Sure, they have a pleasant-sounding mission statement: "To provide any child access to exceptional curriculum and tools that enable him or her to maximize his or her success in life, regardless of geographic, financial, or demographic circumstance."
But I've always been suspicious, and I can't ignore Reed Hundt's take on William Bennett. It's from an old TPM Cafe blog post by Hundt, the former FCC chairman. The title is "A true story about Bill Bennett."

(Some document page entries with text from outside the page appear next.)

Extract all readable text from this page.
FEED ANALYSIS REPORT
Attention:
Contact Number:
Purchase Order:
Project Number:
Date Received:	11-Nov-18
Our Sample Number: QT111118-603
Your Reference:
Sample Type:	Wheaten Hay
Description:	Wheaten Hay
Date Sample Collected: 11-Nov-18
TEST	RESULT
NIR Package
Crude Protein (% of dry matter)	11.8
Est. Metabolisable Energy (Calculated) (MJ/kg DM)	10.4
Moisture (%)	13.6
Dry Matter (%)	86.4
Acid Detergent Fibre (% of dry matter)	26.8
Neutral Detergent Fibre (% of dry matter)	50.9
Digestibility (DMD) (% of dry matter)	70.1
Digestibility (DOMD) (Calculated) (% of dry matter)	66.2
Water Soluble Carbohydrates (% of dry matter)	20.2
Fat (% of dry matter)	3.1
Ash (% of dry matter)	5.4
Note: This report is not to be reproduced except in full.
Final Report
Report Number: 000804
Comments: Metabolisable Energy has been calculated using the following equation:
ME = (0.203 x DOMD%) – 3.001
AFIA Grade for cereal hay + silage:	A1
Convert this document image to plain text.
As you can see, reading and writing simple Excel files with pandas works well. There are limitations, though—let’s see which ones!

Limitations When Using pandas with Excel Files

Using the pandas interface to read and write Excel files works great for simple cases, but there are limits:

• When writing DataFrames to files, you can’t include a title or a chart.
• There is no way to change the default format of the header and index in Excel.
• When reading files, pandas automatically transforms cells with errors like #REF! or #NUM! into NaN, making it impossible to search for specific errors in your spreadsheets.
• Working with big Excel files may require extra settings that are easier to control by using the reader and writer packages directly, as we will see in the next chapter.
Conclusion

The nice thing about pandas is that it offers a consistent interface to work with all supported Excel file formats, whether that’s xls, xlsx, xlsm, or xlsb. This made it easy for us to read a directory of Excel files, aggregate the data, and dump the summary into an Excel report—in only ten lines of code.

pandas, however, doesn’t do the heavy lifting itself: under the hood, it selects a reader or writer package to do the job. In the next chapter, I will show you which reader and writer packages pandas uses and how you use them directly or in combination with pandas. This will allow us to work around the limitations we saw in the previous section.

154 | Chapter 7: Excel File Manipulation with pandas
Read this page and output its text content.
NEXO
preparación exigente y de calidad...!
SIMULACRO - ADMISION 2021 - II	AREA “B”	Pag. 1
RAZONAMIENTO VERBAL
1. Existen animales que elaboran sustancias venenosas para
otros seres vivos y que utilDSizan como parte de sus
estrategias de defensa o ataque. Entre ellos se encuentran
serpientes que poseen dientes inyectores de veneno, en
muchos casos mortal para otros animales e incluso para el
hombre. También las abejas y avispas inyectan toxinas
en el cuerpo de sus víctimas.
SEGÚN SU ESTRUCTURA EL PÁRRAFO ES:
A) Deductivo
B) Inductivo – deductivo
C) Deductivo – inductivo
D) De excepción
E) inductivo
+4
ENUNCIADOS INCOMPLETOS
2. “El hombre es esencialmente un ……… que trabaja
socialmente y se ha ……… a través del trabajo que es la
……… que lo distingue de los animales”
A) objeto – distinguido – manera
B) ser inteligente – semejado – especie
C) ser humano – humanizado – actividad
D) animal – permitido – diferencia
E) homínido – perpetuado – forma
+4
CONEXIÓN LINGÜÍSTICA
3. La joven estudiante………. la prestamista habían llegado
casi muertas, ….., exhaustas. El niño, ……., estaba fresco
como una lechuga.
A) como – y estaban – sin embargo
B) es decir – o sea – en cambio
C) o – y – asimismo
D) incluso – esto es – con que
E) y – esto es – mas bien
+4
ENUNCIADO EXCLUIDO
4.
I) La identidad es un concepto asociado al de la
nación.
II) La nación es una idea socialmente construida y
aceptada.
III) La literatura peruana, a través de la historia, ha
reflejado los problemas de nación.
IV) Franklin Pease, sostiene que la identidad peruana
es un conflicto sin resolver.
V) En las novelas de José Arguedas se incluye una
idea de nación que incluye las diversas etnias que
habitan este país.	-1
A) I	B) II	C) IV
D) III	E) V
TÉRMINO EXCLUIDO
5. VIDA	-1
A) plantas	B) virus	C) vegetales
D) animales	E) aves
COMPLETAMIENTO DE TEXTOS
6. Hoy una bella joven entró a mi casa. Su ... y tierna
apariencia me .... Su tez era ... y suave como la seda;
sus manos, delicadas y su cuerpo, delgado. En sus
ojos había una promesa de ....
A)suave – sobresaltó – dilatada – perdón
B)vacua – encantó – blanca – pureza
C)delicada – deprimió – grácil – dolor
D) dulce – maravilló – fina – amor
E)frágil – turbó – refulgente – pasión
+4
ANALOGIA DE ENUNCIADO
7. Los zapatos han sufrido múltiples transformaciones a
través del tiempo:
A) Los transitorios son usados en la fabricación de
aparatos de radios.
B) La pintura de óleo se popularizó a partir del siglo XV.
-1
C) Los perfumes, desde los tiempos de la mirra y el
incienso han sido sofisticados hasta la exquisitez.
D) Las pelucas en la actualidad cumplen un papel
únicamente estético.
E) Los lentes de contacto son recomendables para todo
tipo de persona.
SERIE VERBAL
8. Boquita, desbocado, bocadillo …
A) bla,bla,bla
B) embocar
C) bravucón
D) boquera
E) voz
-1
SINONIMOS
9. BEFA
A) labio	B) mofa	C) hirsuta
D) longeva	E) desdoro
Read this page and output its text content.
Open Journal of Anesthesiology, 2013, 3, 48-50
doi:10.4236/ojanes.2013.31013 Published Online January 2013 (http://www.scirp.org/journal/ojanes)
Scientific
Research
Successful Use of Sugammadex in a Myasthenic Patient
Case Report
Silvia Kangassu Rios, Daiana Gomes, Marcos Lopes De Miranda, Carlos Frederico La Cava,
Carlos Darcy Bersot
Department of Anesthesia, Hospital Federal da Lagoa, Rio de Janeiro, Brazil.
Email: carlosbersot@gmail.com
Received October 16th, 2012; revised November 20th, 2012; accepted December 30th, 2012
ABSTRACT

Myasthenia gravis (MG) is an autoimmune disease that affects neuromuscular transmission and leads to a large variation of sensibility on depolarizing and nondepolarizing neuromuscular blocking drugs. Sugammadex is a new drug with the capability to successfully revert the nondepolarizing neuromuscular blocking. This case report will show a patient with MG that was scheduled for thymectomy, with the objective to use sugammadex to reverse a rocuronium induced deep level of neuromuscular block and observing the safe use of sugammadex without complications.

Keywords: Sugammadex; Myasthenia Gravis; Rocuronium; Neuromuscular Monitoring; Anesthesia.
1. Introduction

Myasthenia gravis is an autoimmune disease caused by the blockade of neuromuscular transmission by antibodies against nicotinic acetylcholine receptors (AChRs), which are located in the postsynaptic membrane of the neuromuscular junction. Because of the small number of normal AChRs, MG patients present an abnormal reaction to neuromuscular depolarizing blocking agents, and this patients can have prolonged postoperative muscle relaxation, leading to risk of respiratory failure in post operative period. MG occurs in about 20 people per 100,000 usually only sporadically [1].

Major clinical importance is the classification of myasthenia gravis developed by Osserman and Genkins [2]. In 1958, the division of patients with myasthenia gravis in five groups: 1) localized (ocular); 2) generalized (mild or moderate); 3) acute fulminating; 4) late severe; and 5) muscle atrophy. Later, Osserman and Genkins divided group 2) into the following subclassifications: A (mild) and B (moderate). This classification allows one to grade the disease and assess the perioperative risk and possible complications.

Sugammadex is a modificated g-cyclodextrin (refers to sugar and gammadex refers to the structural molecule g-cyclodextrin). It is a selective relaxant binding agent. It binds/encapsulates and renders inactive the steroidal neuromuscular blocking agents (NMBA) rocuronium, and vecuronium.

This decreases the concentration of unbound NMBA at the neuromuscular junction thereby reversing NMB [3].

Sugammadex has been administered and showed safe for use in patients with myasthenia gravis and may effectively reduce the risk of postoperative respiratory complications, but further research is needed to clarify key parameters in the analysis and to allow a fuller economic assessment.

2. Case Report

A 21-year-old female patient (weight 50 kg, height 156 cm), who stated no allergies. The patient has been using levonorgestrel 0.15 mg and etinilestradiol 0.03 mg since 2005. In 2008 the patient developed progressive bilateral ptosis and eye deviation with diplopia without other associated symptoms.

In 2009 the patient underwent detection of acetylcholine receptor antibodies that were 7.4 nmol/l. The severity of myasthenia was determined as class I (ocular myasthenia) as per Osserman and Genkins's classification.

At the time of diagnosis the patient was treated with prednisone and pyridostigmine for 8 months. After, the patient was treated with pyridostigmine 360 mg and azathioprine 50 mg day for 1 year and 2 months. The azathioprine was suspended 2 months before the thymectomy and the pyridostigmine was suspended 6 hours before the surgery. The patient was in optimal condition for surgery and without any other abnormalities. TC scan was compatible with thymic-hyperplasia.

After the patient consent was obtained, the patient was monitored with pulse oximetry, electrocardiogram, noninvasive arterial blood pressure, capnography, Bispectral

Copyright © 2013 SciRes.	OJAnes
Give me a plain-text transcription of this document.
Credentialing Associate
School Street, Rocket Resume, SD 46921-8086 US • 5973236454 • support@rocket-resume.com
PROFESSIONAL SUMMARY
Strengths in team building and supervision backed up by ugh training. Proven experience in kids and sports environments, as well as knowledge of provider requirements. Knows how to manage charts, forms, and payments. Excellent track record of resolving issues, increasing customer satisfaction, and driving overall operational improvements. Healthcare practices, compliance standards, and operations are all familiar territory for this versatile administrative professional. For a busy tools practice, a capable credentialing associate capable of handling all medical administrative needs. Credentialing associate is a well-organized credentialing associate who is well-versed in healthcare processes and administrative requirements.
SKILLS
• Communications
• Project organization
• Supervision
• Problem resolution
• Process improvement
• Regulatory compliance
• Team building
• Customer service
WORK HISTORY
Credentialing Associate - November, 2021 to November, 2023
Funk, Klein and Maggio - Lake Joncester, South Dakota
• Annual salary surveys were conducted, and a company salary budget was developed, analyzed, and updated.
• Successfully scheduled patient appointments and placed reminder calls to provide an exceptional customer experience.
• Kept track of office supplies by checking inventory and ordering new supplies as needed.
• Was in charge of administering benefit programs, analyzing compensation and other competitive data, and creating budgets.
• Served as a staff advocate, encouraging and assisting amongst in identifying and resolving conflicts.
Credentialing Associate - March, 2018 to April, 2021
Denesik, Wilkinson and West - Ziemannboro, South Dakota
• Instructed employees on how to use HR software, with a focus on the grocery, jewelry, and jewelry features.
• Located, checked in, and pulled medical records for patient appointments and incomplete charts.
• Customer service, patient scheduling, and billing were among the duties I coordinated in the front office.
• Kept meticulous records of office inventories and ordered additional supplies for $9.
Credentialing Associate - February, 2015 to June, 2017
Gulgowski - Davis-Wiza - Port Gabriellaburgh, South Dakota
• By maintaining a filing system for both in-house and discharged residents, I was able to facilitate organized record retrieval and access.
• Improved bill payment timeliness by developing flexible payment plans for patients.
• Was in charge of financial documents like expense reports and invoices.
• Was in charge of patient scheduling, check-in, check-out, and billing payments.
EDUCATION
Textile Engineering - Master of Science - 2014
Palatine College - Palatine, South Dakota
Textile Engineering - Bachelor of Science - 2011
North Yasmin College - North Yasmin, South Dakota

When I was chairman of the Federal Communications Commission (1993-97), I asked Bill Bennett to visit my office so that I could ask him for help in seeking legislation that would pay for internet access in all classrooms and libraries in the country. Eventually Senators Olympia Snowe and Jay Rockefeller, with the White House leadership of President Clinton and Vice President Gore, put that provision in the Telecommunications Law of 1996, and today nearly 90% of all classrooms and libraries do have such access. The schools covered were public and private. So far the federal funding (actually collected from everyone as part of the phone bill) has been matched more or less equally with school district funding to total about $20 billion over the last seven years. More than 90% of all teachers praise the impact of such technology on their work. At any rate, since Mr. Bennett had been Secretary of Education I asked him to support the bill in the crucial stage when we needed Republican allies. He told me he would not help, because he did not want public schools to obtain new funding, new capability, new tools for success. He wanted them, he said, to fail so that they could be replaced with vouchers,charter schools, religious schools, and other forms of private education."
So, I am not agnostic about a company led by someone who wants public schools to fail. I think such a company should not receive public funds.